SP 4  Pasien : Latihan mengontrol perilaku kekerasan secara spiritual  


a.  Diskusikan hasil latihan mengontrol perilaku kekerasan secara fisiK dan
sosial/verbal
b.  Latihan sholat/berdoa
c.  Buat jadual latihan sholat/berdoa
SP 5 Pasien : Latihan mengontrol perilaku kekerasan dengan obat   
a.      Evaluasi jadwal kegiatan harian pasien untuk cara mencegah marah yang sudah dilatih.
b.     Latih pasien minum obat secara teratur dengan prinsip lima benar (benar nama pasien, benar
nama obat, benar cara minum obat, benar waktu minum obat, dan benar dosis obat) disertai
penjelasan guna obat dan akibat berhenti minum obat.
c.     Susun jadual minum obat secara teratur

5. PRAKTEK PERILAKU KEKERASAN


1. Teknik relaksasi otot

Seperti namanya, teknik relaksasi otot digunakan untuk membantu menurunkan


ketegangan otot. Teknik ini juga membantu kita lebih memahami tubuh, sehingga diharapkan
kita mampu mengendalikannya. Perlu diperhatikan bahwa penderita gangguan otot atau nyeri
punggung bawah tidak disarankan untuk melakukan teknik ini. Teknik relaksasi otot bisa
dilakukan dengan:

 Tense up and letting go


Teknik ini dilakukan dengan menegangkan otot sekitar 5 hingga 10 detik, kemudian
melemaskannya selama kurang lebih 30 detik.
 Letting go
Berbeda dengan tense up and letting go, teknik ini justru dilakukan hanya dengan cara
melemaskan otot tanpa menegangkannya terlebih dahulu.

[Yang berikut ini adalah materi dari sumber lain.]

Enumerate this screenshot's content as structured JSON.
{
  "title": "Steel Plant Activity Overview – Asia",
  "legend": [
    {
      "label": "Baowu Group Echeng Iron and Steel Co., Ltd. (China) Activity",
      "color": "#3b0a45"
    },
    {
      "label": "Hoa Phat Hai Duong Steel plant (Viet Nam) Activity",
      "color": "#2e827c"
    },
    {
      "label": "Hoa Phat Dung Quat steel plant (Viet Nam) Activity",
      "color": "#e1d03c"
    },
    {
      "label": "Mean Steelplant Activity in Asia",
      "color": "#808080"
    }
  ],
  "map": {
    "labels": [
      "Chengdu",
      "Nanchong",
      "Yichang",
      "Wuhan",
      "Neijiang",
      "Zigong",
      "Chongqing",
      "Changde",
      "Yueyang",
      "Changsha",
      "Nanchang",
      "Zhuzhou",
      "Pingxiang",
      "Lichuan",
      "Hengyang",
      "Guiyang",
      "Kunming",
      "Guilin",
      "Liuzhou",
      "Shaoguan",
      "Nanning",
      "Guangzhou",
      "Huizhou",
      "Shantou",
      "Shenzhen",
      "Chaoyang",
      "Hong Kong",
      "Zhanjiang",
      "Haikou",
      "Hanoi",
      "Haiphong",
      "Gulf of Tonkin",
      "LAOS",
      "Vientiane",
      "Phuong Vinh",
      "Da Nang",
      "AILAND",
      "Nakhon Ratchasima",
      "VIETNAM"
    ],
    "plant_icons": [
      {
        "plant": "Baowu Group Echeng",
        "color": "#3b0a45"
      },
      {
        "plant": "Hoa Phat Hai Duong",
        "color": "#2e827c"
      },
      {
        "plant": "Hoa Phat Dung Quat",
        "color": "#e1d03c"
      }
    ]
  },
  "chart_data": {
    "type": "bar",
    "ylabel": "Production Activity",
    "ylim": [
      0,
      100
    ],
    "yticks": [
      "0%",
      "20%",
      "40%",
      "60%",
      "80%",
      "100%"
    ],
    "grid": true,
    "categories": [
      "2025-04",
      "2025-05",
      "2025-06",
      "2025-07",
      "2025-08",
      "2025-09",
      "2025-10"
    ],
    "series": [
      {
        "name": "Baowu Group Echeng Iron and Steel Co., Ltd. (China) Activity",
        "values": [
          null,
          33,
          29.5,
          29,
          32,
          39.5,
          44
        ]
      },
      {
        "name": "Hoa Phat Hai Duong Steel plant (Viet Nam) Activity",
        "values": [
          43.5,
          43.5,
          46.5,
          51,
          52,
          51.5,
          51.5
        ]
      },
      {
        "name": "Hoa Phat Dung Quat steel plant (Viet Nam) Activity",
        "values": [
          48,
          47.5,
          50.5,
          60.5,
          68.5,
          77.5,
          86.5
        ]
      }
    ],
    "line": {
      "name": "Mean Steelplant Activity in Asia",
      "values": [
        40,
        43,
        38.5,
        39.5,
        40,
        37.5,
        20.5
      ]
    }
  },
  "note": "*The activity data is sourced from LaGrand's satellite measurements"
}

2. Teknik relaksasi pernapasan

Menurut National Safety Council, teknik pernapasan ini adalah salah satu teknik relaksasi
termudah, mengingat bernapas adalah salah satu aktivitas yang sering kita lakukan. Teknik ini
selain dapat menurunkan kecemasan dan mengurangi stres, juga mampu meningkatkan proses
pernapasan dalam tubuh. Langkah-langkah yang dapat dilakukan dalam teknik ini antara lain:

 Tenangkan diri Anda


 Tarik napas melalui hidung selama 3 hitungan, lalu tahan selama 5 hingga 10
detik
 Hembuskan udara tadi melalui mulut secara perlahan

3. Teknik imajinasi terbimbing

Sama seperti namanya, teknik ini dilakukan dengan berkhayal atau membayangkan
sesuatu. Selain mengelola stres, beberapa penelitian mengungkapkan bahwa teknik ini juga
mampu mengurangi kesulitan tidur yang dialami oleh beberapa kalangan usia, seperti lanjut usia
(lansia).
Pada teknik ini, Anda dilatih untuk fokus hanya kepada imajinasi yang menyenangkan,
dan menggunakan imajinasi-imajinasi tersebut untuk menghilangkan imajinasi yang negatif.
Teknik ini dapat dipandu oleh diri sendiri maupun orang lain.